The RDA section 6A, the SDA sections 10 and 11, the DDA section 13 and the ADA section 12 all outline that the particular Act will override the State or Territory law to the extent that it is inconsistent with the Commonwealth Act. However, where a law of a State or Territory is capable of operating concurrently, the Commonwealth Act will not exclude or limit the operation of that law. Each of these provisions in the Anti-Discrimination Acts also provides the option of initiating an action under either Commonwealth or State or Territory laws.
Choosing the Act – Federal or State?
There is a significant overlap of the jurisdiction of both the State and Commonwealth Acts, and in many cases complainants will be faced with a choice between proceeding under the state legislation or the Commonwealth legislation.
In Tasmania, the wider range of grounds of the State legislation may mean that it will be better to proceed under the State legislation.

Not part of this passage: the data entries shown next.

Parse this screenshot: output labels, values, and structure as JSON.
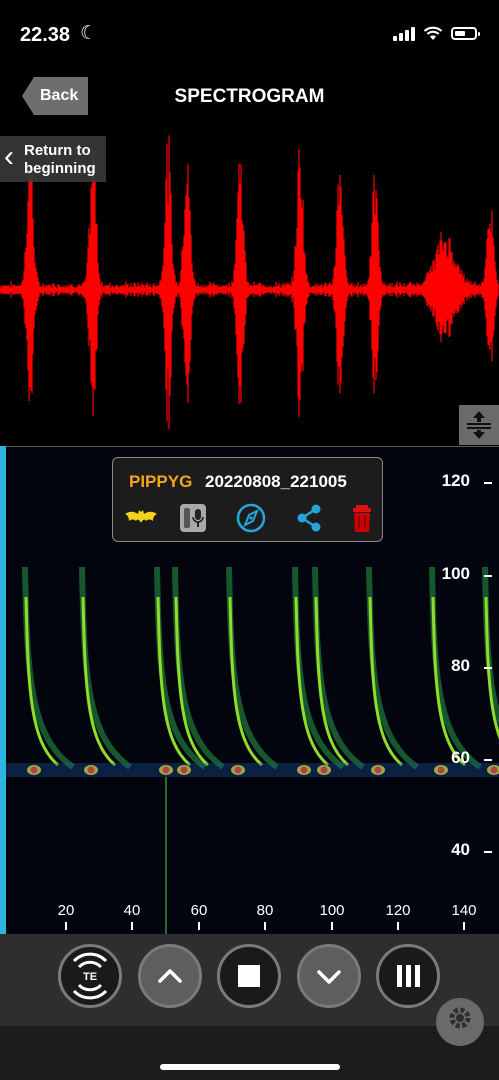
{
  "status_bar": {
    "time": "22.38",
    "moon_icon": "moon-icon",
    "signal_icon": "cellular-signal-icon",
    "wifi_icon": "wifi-icon",
    "battery_icon": "battery-icon"
  },
  "nav": {
    "back_label": "Back",
    "title": "SPECTROGRAM"
  },
  "waveform": {
    "return_label": "Return to beginning",
    "color": "#ff0000"
  },
  "recording": {
    "species": "PIPPYG",
    "filename": "20220808_221005",
    "species_color": "#f2a41d",
    "icons": [
      "bat-icon",
      "recorder-mic-icon",
      "compass-icon",
      "share-icon",
      "trash-icon"
    ]
  },
  "y_axis": {
    "labels": [
      "120",
      "100",
      "80",
      "60",
      "40"
    ]
  },
  "x_axis": {
    "labels": [
      "20",
      "40",
      "60",
      "80",
      "100",
      "120",
      "140"
    ]
  },
  "toolbar": {
    "buttons": [
      "te-mode-button",
      "scroll-up-button",
      "stop-button",
      "scroll-down-button",
      "pause-bars-button"
    ],
    "te_label": "TE"
  },
  "colors": {
    "accent": "#2bb5e0",
    "background": "#000000",
    "toolbar": "#2e2e30"
  }
}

People who are not covered by the state legislation (for example, Commonwealth Government employees) must proceed under the Commonwealth legislation.
Costs – Federal or State?
Costs are a decisive factor for many people in bringing a legal action. One of the attractions of the State Act is that it is meant to provide a no costs jurisdiction (unless the action is frivolous or vexatious, etc), whereas the Federal Court for the Federal Acts is a costs jurisdiction, and carries the costs of a federal legal action. In practice, this can make a big difference to ordinary people in deciding which Act to choose.
Fair Work Act 2009 (Cth)
Section 734 prevents a person from making a general protections court application in relation to conduct falling short of a dismissal where an application or complaint has been made under anti-discrimination law, and the complaint or application is still active. For example, this means that an employment discrimination issue that is brought to the attention of the AHRC under the complaints mechanism in relation to the DDA cannot also be made the subject of a general protections court application.
Another benefit of the Fair Work Act is the reverse onus provision, section 361 in the Fair Work Act – if an applicant alleges discrimination it is on the respondent (employer) to prove that it wasn’t discrimination. This makes the Fair Work Act an attractive option for complainants.
Also, an action in court under the Fair Work Act only attracts costs to a party where the court is satisfied that:
- the party instituted the proceedings vexatiously or without reasonable cause (s570(2)(a));
- the party’s unreasonable act or omission caused the other party to incur the costs; or
- both the party unreasonably refused to participate in a matter before Fair Work Act, and the matter arose from the same facts as the proceedings
For actions before Fair Work Australia, each party must bear its own costs (s611).